The Jets defense doesn't really have any holes, so to speak, but one of the few potential areas of improvement was outside pass rush. Williams technically adds "pass rush," but he's not an off-the-edge speed rusher of the sort the Jets lack.

The same argument applies to stopping the run. Yes, Williams will be part of a defensive line that's outstanding against the run, but the Jets are still relying on an aging David Harris at the second level. At some point, the law of diminishing returns applies: A defensive line can only be so good. To be the best this unit can be, it'll need quality linebacker play, too.

All of this ignores the elephant in the room: The Jets were going to be great defensively, anyway. It's the 28th-ranked offense that desperately needed playmakers; journeyman quarterback Ryan Fitzpatrick and specialist tailback Stevan Ridley don't cut it.

By all appearances, trading up for quarterback Marcus Mariota wasn't going to happen. The outlandish packages reportedly offered by Philadelphia Eagles head coach Chip Kelly weren't enough, per Jeff McLane of The Philadelphia Inquirer; the Jets couldn't have topped those offers.

Receiver Kevin White, taken by the Chicago Bears with the very next pick, has the size, explosion and talent the Jets have desperately lacked for each of the last three seasons. Not giving Fitzpatrick and still-developing Geno Smith any outside help could be a decision new Jets general manager Mike Maccagnan comes to rue.

Ian Rapoport @RapSheet

#Jets GM Mike Maccagnan told me last month he hoped to sit at 6 and simply take the best player available. Can’t imagine he saw this coming.

Even without reaching for another wideout, Maccagnan had other options. The player taken after White, Clemson's Vic Beasley, would have been the Jets' missing pure outside linebacker. The Jets could have explored a trade down; surely many teams who didn't think Williams would get past No. 2 were anxious to get a crack at him.
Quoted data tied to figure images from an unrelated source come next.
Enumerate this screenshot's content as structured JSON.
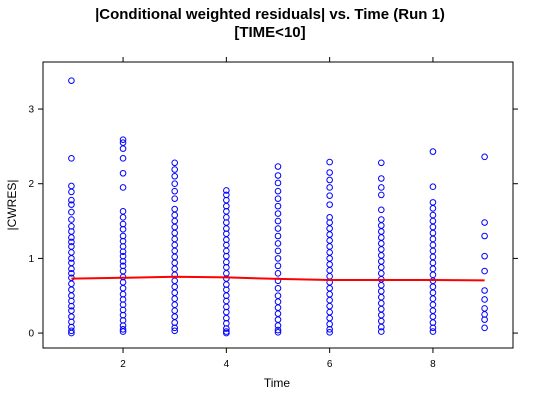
{
  "chart_data": {
    "type": "scatter",
    "title_lines": [
      "|Conditional weighted residuals| vs. Time (Run 1)",
      "[TIME<10]"
    ],
    "xlabel": "Time",
    "ylabel": "|CWRES|",
    "xlim": [
      0.45,
      9.55
    ],
    "ylim": [
      -0.2,
      3.63
    ],
    "x_ticks": [
      2,
      4,
      6,
      8
    ],
    "y_ticks": [
      0,
      1,
      2,
      3
    ],
    "grid": false,
    "points_color": "#0000ff",
    "smooth_color": "#ff0000",
    "series": [
      {
        "kind": "points",
        "data": [
          [
            1,
            3.38
          ],
          [
            1,
            2.34
          ],
          [
            1,
            1.97
          ],
          [
            1,
            1.89
          ],
          [
            1,
            1.78
          ],
          [
            1,
            1.72
          ],
          [
            1,
            1.62
          ],
          [
            1,
            1.52
          ],
          [
            1,
            1.43
          ],
          [
            1,
            1.36
          ],
          [
            1,
            1.28
          ],
          [
            1,
            1.22
          ],
          [
            1,
            1.16
          ],
          [
            1,
            1.08
          ],
          [
            1,
            1.0
          ],
          [
            1,
            0.94
          ],
          [
            1,
            0.86
          ],
          [
            1,
            0.8
          ],
          [
            1,
            0.74
          ],
          [
            1,
            0.66
          ],
          [
            1,
            0.58
          ],
          [
            1,
            0.5
          ],
          [
            1,
            0.43
          ],
          [
            1,
            0.36
          ],
          [
            1,
            0.3
          ],
          [
            1,
            0.22
          ],
          [
            1,
            0.15
          ],
          [
            1,
            0.08
          ],
          [
            1,
            0.03
          ],
          [
            1,
            0.0
          ],
          [
            2,
            2.59
          ],
          [
            2,
            2.55
          ],
          [
            2,
            2.47
          ],
          [
            2,
            2.34
          ],
          [
            2,
            2.14
          ],
          [
            2,
            1.95
          ],
          [
            2,
            1.63
          ],
          [
            2,
            1.55
          ],
          [
            2,
            1.46
          ],
          [
            2,
            1.39
          ],
          [
            2,
            1.3
          ],
          [
            2,
            1.23
          ],
          [
            2,
            1.16
          ],
          [
            2,
            1.09
          ],
          [
            2,
            1.03
          ],
          [
            2,
            0.96
          ],
          [
            2,
            0.9
          ],
          [
            2,
            0.83
          ],
          [
            2,
            0.75
          ],
          [
            2,
            0.68
          ],
          [
            2,
            0.6
          ],
          [
            2,
            0.52
          ],
          [
            2,
            0.45
          ],
          [
            2,
            0.38
          ],
          [
            2,
            0.31
          ],
          [
            2,
            0.24
          ],
          [
            2,
            0.17
          ],
          [
            2,
            0.1
          ],
          [
            2,
            0.05
          ],
          [
            2,
            0.02
          ],
          [
            3,
            2.28
          ],
          [
            3,
            2.19
          ],
          [
            3,
            2.1
          ],
          [
            3,
            2.0
          ],
          [
            3,
            1.9
          ],
          [
            3,
            1.8
          ],
          [
            3,
            1.66
          ],
          [
            3,
            1.58
          ],
          [
            3,
            1.5
          ],
          [
            3,
            1.42
          ],
          [
            3,
            1.34
          ],
          [
            3,
            1.26
          ],
          [
            3,
            1.18
          ],
          [
            3,
            1.1
          ],
          [
            3,
            1.02
          ],
          [
            3,
            0.94
          ],
          [
            3,
            0.86
          ],
          [
            3,
            0.78
          ],
          [
            3,
            0.7
          ],
          [
            3,
            0.62
          ],
          [
            3,
            0.54
          ],
          [
            3,
            0.46
          ],
          [
            3,
            0.38
          ],
          [
            3,
            0.3
          ],
          [
            3,
            0.22
          ],
          [
            3,
            0.14
          ],
          [
            3,
            0.07
          ],
          [
            3,
            0.03
          ],
          [
            4,
            1.91
          ],
          [
            4,
            1.85
          ],
          [
            4,
            1.78
          ],
          [
            4,
            1.7
          ],
          [
            4,
            1.63
          ],
          [
            4,
            1.55
          ],
          [
            4,
            1.48
          ],
          [
            4,
            1.4
          ],
          [
            4,
            1.33
          ],
          [
            4,
            1.25
          ],
          [
            4,
            1.18
          ],
          [
            4,
            1.1
          ],
          [
            4,
            1.03
          ],
          [
            4,
            0.95
          ],
          [
            4,
            0.88
          ],
          [
            4,
            0.8
          ],
          [
            4,
            0.73
          ],
          [
            4,
            0.65
          ],
          [
            4,
            0.58
          ],
          [
            4,
            0.5
          ],
          [
            4,
            0.43
          ],
          [
            4,
            0.35
          ],
          [
            4,
            0.28
          ],
          [
            4,
            0.2
          ],
          [
            4,
            0.13
          ],
          [
            4,
            0.06
          ],
          [
            4,
            0.02
          ],
          [
            4,
            0.0
          ],
          [
            5,
            2.23
          ],
          [
            5,
            2.11
          ],
          [
            5,
            2.01
          ],
          [
            5,
            1.9
          ],
          [
            5,
            1.8
          ],
          [
            5,
            1.7
          ],
          [
            5,
            1.6
          ],
          [
            5,
            1.5
          ],
          [
            5,
            1.4
          ],
          [
            5,
            1.3
          ],
          [
            5,
            1.2
          ],
          [
            5,
            1.1
          ],
          [
            5,
            1.0
          ],
          [
            5,
            0.9
          ],
          [
            5,
            0.8
          ],
          [
            5,
            0.7
          ],
          [
            5,
            0.6
          ],
          [
            5,
            0.5
          ],
          [
            5,
            0.42
          ],
          [
            5,
            0.34
          ],
          [
            5,
            0.26
          ],
          [
            5,
            0.18
          ],
          [
            5,
            0.1
          ],
          [
            5,
            0.04
          ],
          [
            5,
            0.01
          ],
          [
            6,
            2.29
          ],
          [
            6,
            2.15
          ],
          [
            6,
            2.05
          ],
          [
            6,
            1.95
          ],
          [
            6,
            1.84
          ],
          [
            6,
            1.72
          ],
          [
            6,
            1.55
          ],
          [
            6,
            1.48
          ],
          [
            6,
            1.4
          ],
          [
            6,
            1.32
          ],
          [
            6,
            1.24
          ],
          [
            6,
            1.16
          ],
          [
            6,
            1.08
          ],
          [
            6,
            1.0
          ],
          [
            6,
            0.92
          ],
          [
            6,
            0.84
          ],
          [
            6,
            0.76
          ],
          [
            6,
            0.68
          ],
          [
            6,
            0.6
          ],
          [
            6,
            0.52
          ],
          [
            6,
            0.44
          ],
          [
            6,
            0.36
          ],
          [
            6,
            0.28
          ],
          [
            6,
            0.2
          ],
          [
            6,
            0.12
          ],
          [
            6,
            0.05
          ],
          [
            6,
            0.01
          ],
          [
            7,
            2.28
          ],
          [
            7,
            2.07
          ],
          [
            7,
            1.95
          ],
          [
            7,
            1.85
          ],
          [
            7,
            1.65
          ],
          [
            7,
            1.52
          ],
          [
            7,
            1.44
          ],
          [
            7,
            1.36
          ],
          [
            7,
            1.28
          ],
          [
            7,
            1.2
          ],
          [
            7,
            1.12
          ],
          [
            7,
            1.04
          ],
          [
            7,
            0.96
          ],
          [
            7,
            0.88
          ],
          [
            7,
            0.8
          ],
          [
            7,
            0.72
          ],
          [
            7,
            0.64
          ],
          [
            7,
            0.56
          ],
          [
            7,
            0.48
          ],
          [
            7,
            0.4
          ],
          [
            7,
            0.32
          ],
          [
            7,
            0.24
          ],
          [
            7,
            0.16
          ],
          [
            7,
            0.08
          ],
          [
            7,
            0.02
          ],
          [
            8,
            2.43
          ],
          [
            8,
            1.96
          ],
          [
            8,
            1.75
          ],
          [
            8,
            1.67
          ],
          [
            8,
            1.58
          ],
          [
            8,
            1.5
          ],
          [
            8,
            1.42
          ],
          [
            8,
            1.34
          ],
          [
            8,
            1.26
          ],
          [
            8,
            1.18
          ],
          [
            8,
            1.1
          ],
          [
            8,
            1.02
          ],
          [
            8,
            0.94
          ],
          [
            8,
            0.86
          ],
          [
            8,
            0.78
          ],
          [
            8,
            0.7
          ],
          [
            8,
            0.62
          ],
          [
            8,
            0.54
          ],
          [
            8,
            0.46
          ],
          [
            8,
            0.38
          ],
          [
            8,
            0.3
          ],
          [
            8,
            0.22
          ],
          [
            8,
            0.14
          ],
          [
            8,
            0.07
          ],
          [
            8,
            0.02
          ],
          [
            9,
            2.36
          ],
          [
            9,
            1.48
          ],
          [
            9,
            1.3
          ],
          [
            9,
            1.03
          ],
          [
            9,
            0.83
          ],
          [
            9,
            0.57
          ],
          [
            9,
            0.45
          ],
          [
            9,
            0.33
          ],
          [
            9,
            0.25
          ],
          [
            9,
            0.18
          ],
          [
            9,
            0.07
          ]
        ]
      },
      {
        "kind": "smooth",
        "data": [
          [
            1,
            0.73
          ],
          [
            2,
            0.74
          ],
          [
            3,
            0.755
          ],
          [
            4,
            0.745
          ],
          [
            5,
            0.725
          ],
          [
            6,
            0.71
          ],
          [
            7,
            0.71
          ],
          [
            8,
            0.71
          ],
          [
            9,
            0.705
          ]
        ]
      }
    ]
  }
}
"He was the best player [left] on our board," Maccagnan told Walden. "It was too good of a value to pass on at that point in time." Maccagnan should be commended for sticking to his board. Countless hours of work went into creating that board; ignoring it at the most crucial moment of the draft would be foolhardy.

And yet, the Jets' defensive end logjam begs the question: Now what?

Wilkerson, currently holding out in search of a contract extension, might now find himself involuntarily held out: traded to a team willing to meet his demands. If Maccagnan can get appropriate value back, he might even be able to feed the talent-starved offense.

If not, Bowles will surely find some way to get all his talented toys on the field at once.